Леопольд Делиль специально изучил знаменитый «журнал» пастырских ревизий Эда Риго, руанского архиепископа середины XIII в. Вот картина нравов сельского духовенства, которую он рисует на основании этого «журнала»: «Многие деревенские священники содержат целые годы одну или нескольких наложниц; их дети воспитываются под кровлей церковного дома… Я часто встречаю жалобы на то, что они посещают таверны и напиваются «по горло»; вследствие этого они затевают драки, забывают платье на месте кутежа; случается даже, что духовные валяются на полу мертвецки пьяные. Некоторые священники принимают участие в ссорах, дерутся со своими прихожанами. Многие занимаются торговлей; священники, продававшие спиртные напитки, простирали свою наглость до того, что напаивали своих прихожан. Они играют в кости, шары и диск.

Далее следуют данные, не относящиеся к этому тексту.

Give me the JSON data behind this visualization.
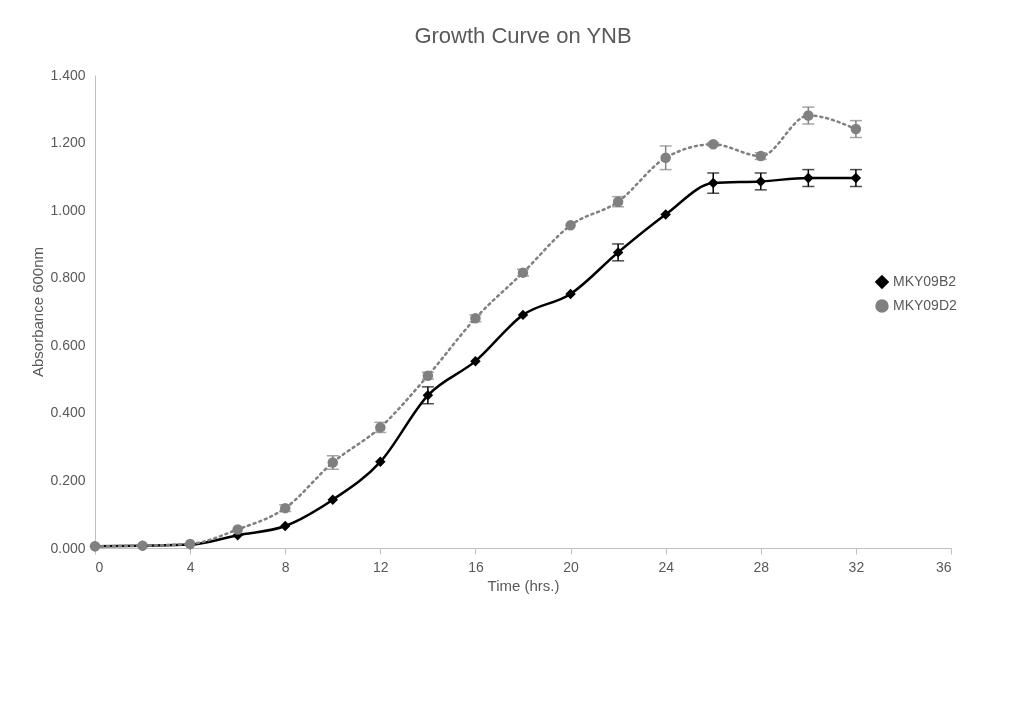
{
  "chart_data": {
    "type": "line",
    "title": "Growth Curve on YNB",
    "xlabel": "Time (hrs.)",
    "ylabel": "Absorbance 600nm",
    "x": [
      0,
      2,
      4,
      6,
      8,
      10,
      12,
      14,
      16,
      18,
      20,
      22,
      24,
      26,
      28,
      30,
      32
    ],
    "series": [
      {
        "name": "MKY09B2",
        "color": "#000000",
        "marker": "diamond",
        "line_style": "solid",
        "values": [
          0.005,
          0.007,
          0.01,
          0.038,
          0.065,
          0.143,
          0.255,
          0.452,
          0.553,
          0.69,
          0.752,
          0.875,
          0.987,
          1.08,
          1.085,
          1.095,
          1.095
        ],
        "errors": [
          null,
          null,
          null,
          null,
          null,
          null,
          null,
          0.025,
          null,
          null,
          null,
          0.025,
          null,
          0.03,
          0.025,
          0.025,
          0.025
        ]
      },
      {
        "name": "MKY09D2",
        "color": "#808080",
        "marker": "circle",
        "line_style": "dotted",
        "values": [
          0.005,
          0.007,
          0.012,
          0.055,
          0.118,
          0.253,
          0.357,
          0.51,
          0.68,
          0.815,
          0.955,
          1.025,
          1.155,
          1.195,
          1.16,
          1.28,
          1.24
        ],
        "errors": [
          null,
          null,
          null,
          null,
          0.01,
          0.02,
          0.015,
          0.01,
          0.01,
          0.01,
          null,
          0.015,
          0.035,
          0.005,
          0.01,
          0.025,
          0.025
        ]
      }
    ],
    "xlim": [
      0,
      36
    ],
    "xticks": [
      0,
      4,
      8,
      12,
      16,
      20,
      24,
      28,
      32,
      36
    ],
    "ylim": [
      0,
      1.4
    ],
    "yticks": [
      {
        "value": 0,
        "label": "0.000"
      },
      {
        "value": 0.2,
        "label": "0.200"
      },
      {
        "value": 0.4,
        "label": "0.400"
      },
      {
        "value": 0.6,
        "label": "0.600"
      },
      {
        "value": 0.8,
        "label": "0.800"
      },
      {
        "value": 1.0,
        "label": "1.000"
      },
      {
        "value": 1.2,
        "label": "1.200"
      },
      {
        "value": 1.4,
        "label": "1.400"
      }
    ],
    "legend": "right",
    "grid": false
  }
}
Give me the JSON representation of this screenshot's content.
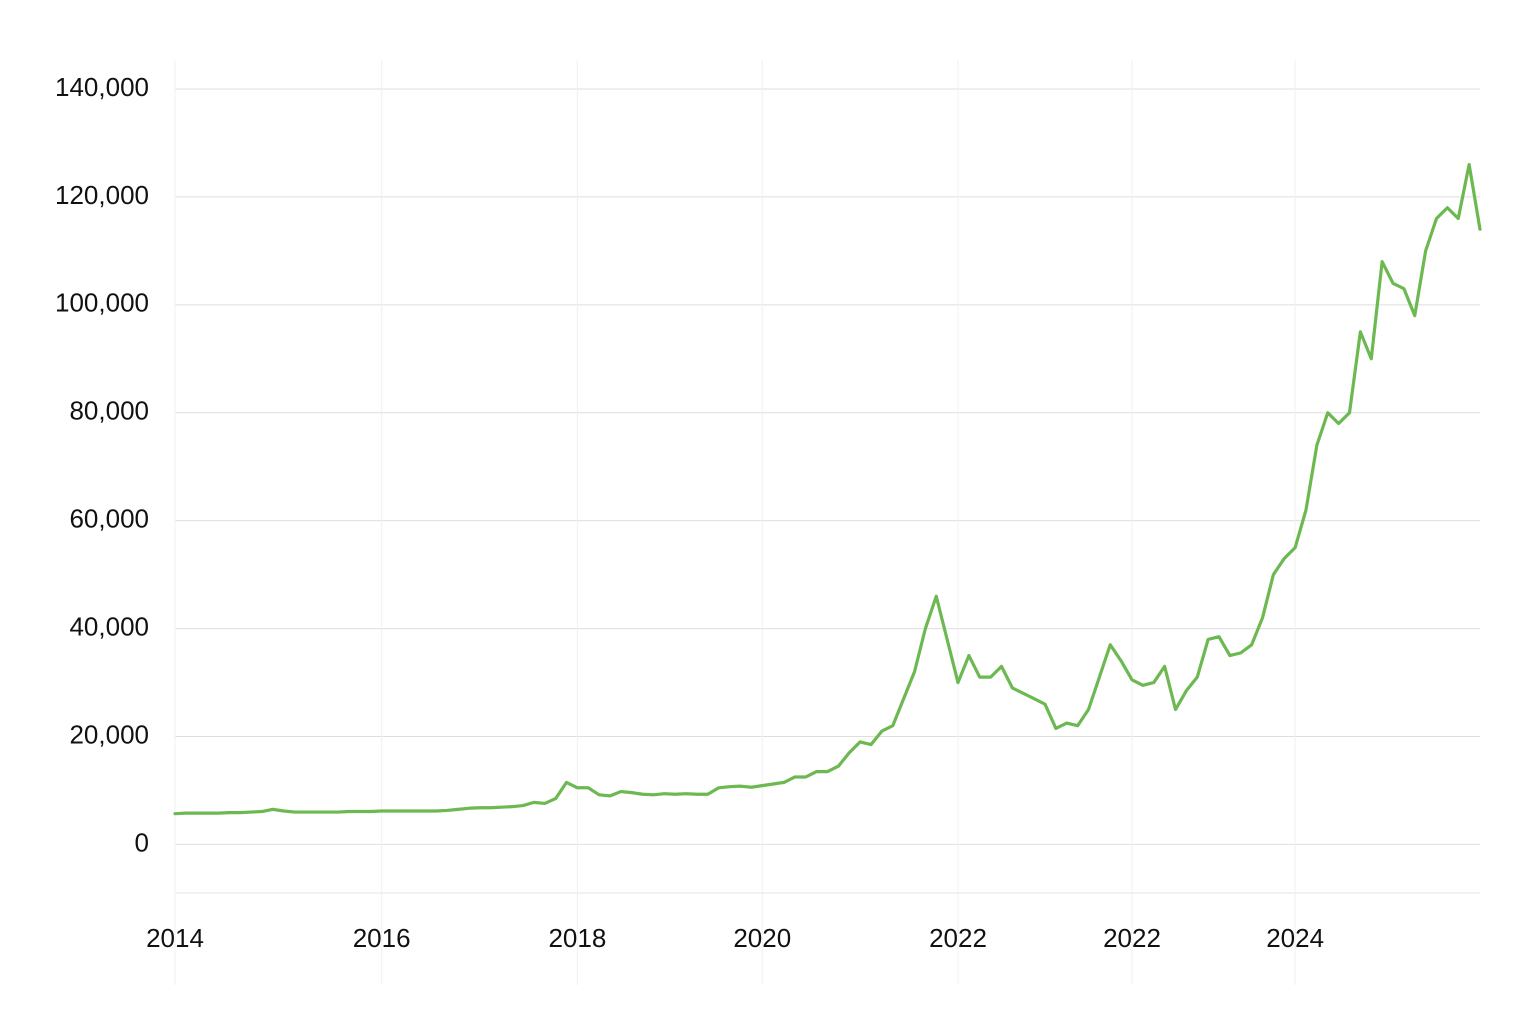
{
  "chart_data": {
    "type": "line",
    "categories": [
      "2014",
      null,
      null,
      null,
      null,
      null,
      null,
      null,
      null,
      null,
      null,
      null,
      null,
      null,
      null,
      null,
      null,
      null,
      null,
      "2016",
      null,
      null,
      null,
      null,
      null,
      null,
      null,
      null,
      null,
      null,
      null,
      null,
      null,
      null,
      null,
      null,
      null,
      "2018",
      null,
      null,
      null,
      null,
      null,
      null,
      null,
      null,
      null,
      null,
      null,
      null,
      null,
      null,
      null,
      null,
      "2020",
      null,
      null,
      null,
      null,
      null,
      null,
      null,
      null,
      null,
      null,
      null,
      null,
      null,
      null,
      null,
      null,
      null,
      "2022",
      null,
      null,
      null,
      null,
      null,
      null,
      null,
      null,
      null,
      null,
      null,
      null,
      null,
      null,
      null,
      "2022",
      null,
      null,
      null,
      null,
      null,
      null,
      null,
      null,
      null,
      null,
      null,
      null,
      null,
      null,
      "2024",
      null,
      null,
      null,
      null,
      null,
      null,
      null,
      null,
      null,
      null,
      null,
      null,
      null,
      null,
      null,
      null,
      null
    ],
    "values": [
      5700,
      5800,
      5800,
      5800,
      5800,
      5900,
      5900,
      6000,
      6100,
      6500,
      6200,
      6000,
      6000,
      6000,
      6000,
      6000,
      6100,
      6100,
      6100,
      6200,
      6200,
      6200,
      6200,
      6200,
      6200,
      6300,
      6500,
      6700,
      6800,
      6800,
      6900,
      7000,
      7200,
      7800,
      7600,
      8500,
      11500,
      10500,
      10500,
      9200,
      9000,
      9800,
      9600,
      9300,
      9200,
      9400,
      9300,
      9400,
      9300,
      9300,
      10500,
      10700,
      10800,
      10600,
      10900,
      11200,
      11500,
      12500,
      12500,
      13500,
      13500,
      14500,
      17000,
      19000,
      18500,
      21000,
      22000,
      27000,
      32000,
      40000,
      46000,
      38000,
      30000,
      35000,
      31000,
      31000,
      33000,
      29000,
      28000,
      27000,
      26000,
      21500,
      22500,
      22000,
      25000,
      31000,
      37000,
      34000,
      30500,
      29500,
      30000,
      33000,
      25000,
      28500,
      31000,
      38000,
      38500,
      35000,
      35500,
      37000,
      42000,
      50000,
      53000,
      55000,
      62000,
      74000,
      80000,
      78000,
      80000,
      95000,
      90000,
      108000,
      104000,
      103000,
      98000,
      110000,
      116000,
      118000,
      116000,
      126000,
      114000
    ],
    "color": "#6cb851",
    "ylim": [
      -9000,
      140000
    ],
    "yticks": [
      0,
      {
        "value": 20000,
        "label": "20,000"
      },
      {
        "value": 40000,
        "label": "40,000"
      },
      {
        "value": 60000,
        "label": "60,000"
      },
      {
        "value": 80000,
        "label": "80,000"
      },
      {
        "value": 100000,
        "label": "100,000"
      },
      {
        "value": 120000,
        "label": "120,000"
      },
      {
        "value": 140000,
        "label": "140,000"
      }
    ],
    "grid": true
  }
}
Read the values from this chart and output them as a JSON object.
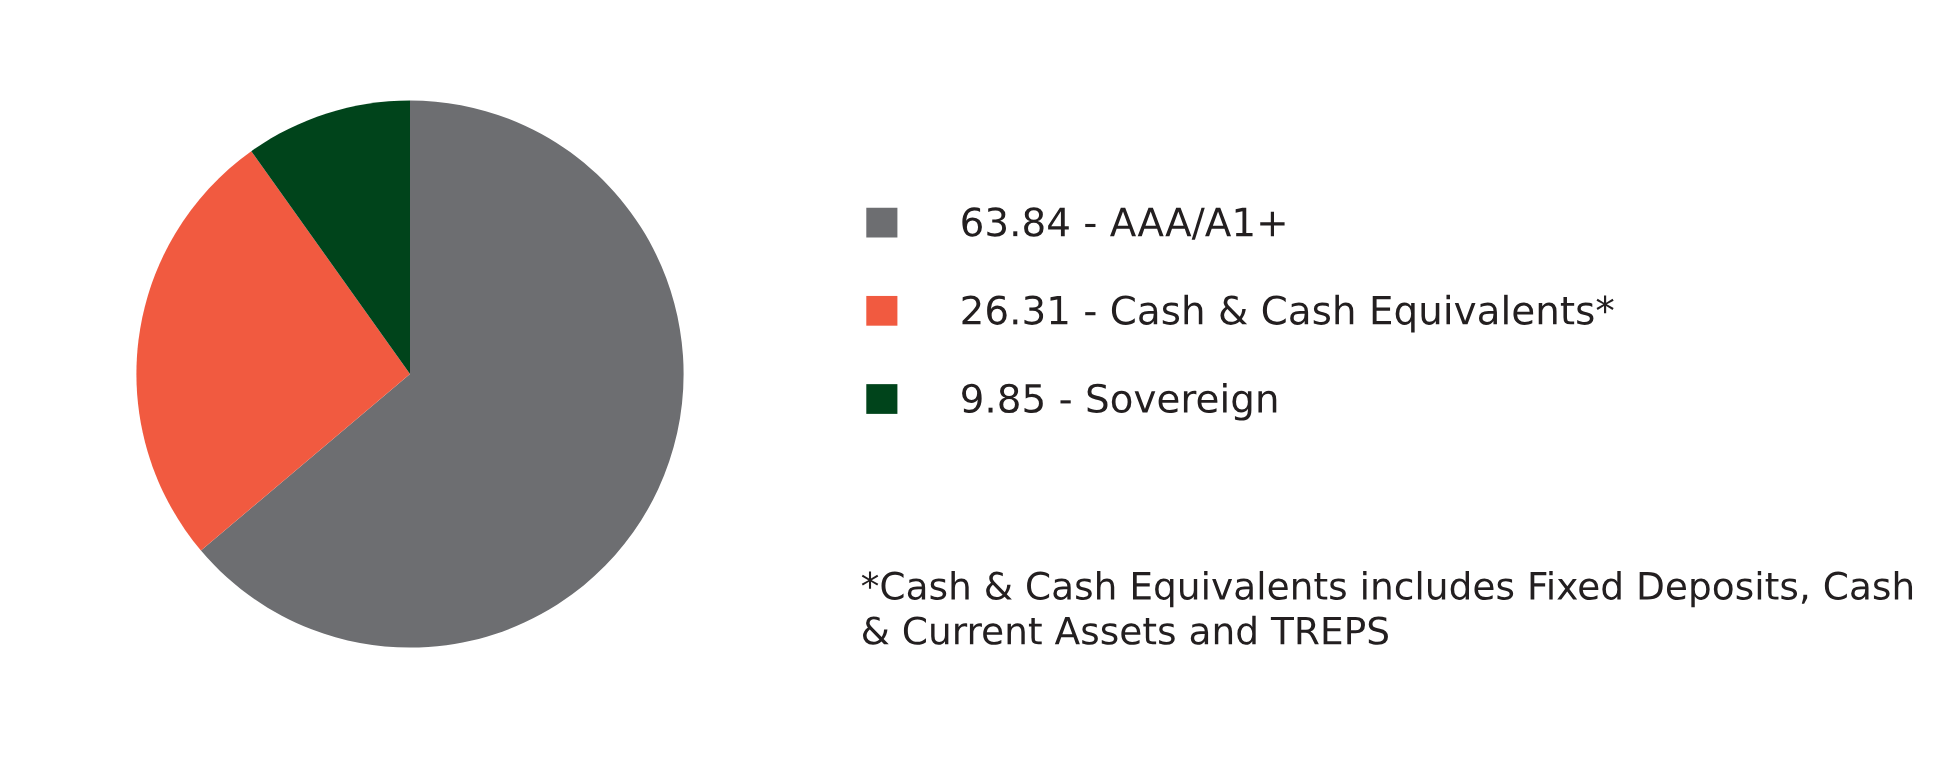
{
  "chart_data": {
    "type": "pie",
    "categories": [
      "63.84 - AAA/A1+",
      "26.31 - Cash & Cash Equivalents*",
      "9.85 - Sovereign"
    ],
    "values": [
      63.84,
      26.31,
      9.85
    ],
    "colors": [
      "#6d6e71",
      "#f15a40",
      "#00441b"
    ],
    "legend": "right",
    "annotations": [
      "*Cash & Cash Equivalents includes Fixed Deposits, Cash & Current Assets and TREPS"
    ]
  }
}
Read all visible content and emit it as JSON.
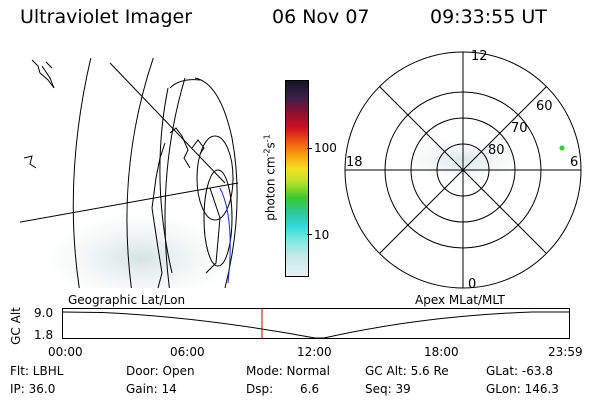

В 1248 г. одного священника из Baudriou-Bosc упрекали в том, что он принимал участие в турнирах. По синодальным статутам, священники могли ездить верхом лишь в круглых и закрытых мантиях; вопреки этому предписанию многие ездили в открытых сутанах, или так называемых табарах. Те же из них, светскому вкусу которых не отвечали даже ртабар и шапка, надевали рыцарскую одежду и носили оружие. Эд Риго нашел в своей епархии священников, которые не были произведены в священнический сан и не считали нужным явиться на посвящение, или таких, которые, получив эту степень, в течение многих лет не служили ни одной обедни; другие не жили в доверенных им приходах; они требовали вознаграждения за совершение таинств»… Эд Риго, прелат более строгий, чем большинство его собратьев, подвергал испытанию клириков, которых сеньоры, собственники бенефиций, представляли ему для замещения приходов его епархии. Он оставил нам любопытные протоколы многих подобных экзаменов.

Если таковы были деревенские священники (которых св. Бернард и большинство моралистов церкви обличали с таким патетическим красноречием, что мы затрудняемся приводить здесь их выражения), то каковы же были остальные члены деревенского общества — крестьянин, приказчик сеньора и сам сеньор? Благодаря проповедям и фаблио, мы знаем их довольно хорошо: в их нравах не было ничего идиллического. «Становишься в тупик при виде неурядиц, господствовавших в большинстве сельских семейств. Со всех сторон предпринимаются попытки устранить прелюбодеяния и наложничество, но почти все меры оказываются бессильными». Жонглеры неистощимы в насмешках над грубостью, нечистоплотностью и тупостью крестьян, над их страданиями, которые не вызывают в них ни тени сострадания. Что же касается сеньоров, то «с кафедр гремят самые горькие жалобы на алчность и на насилия рыцарей и военных людей». Их упрекают в безжалостном грабительстве и в злоупотреблении правом сильного. Жизнь состоятельного человека проходила в празднествах и атлетических упражнениях; рыцарские поэмы XII и XIII вв. дают нам довольно точное представление об этом. Были также рыцари, все добро которых заключалось в коне, оруженосце и оружии и которые рассчитывали прожить на доходы с войны и турниров, как тот рыцарь, о котором жонглер говорит: «У него не было ни виноградника, ни земли; вся его надежда была на турниры и на войну, так как он хорошо владел копьем».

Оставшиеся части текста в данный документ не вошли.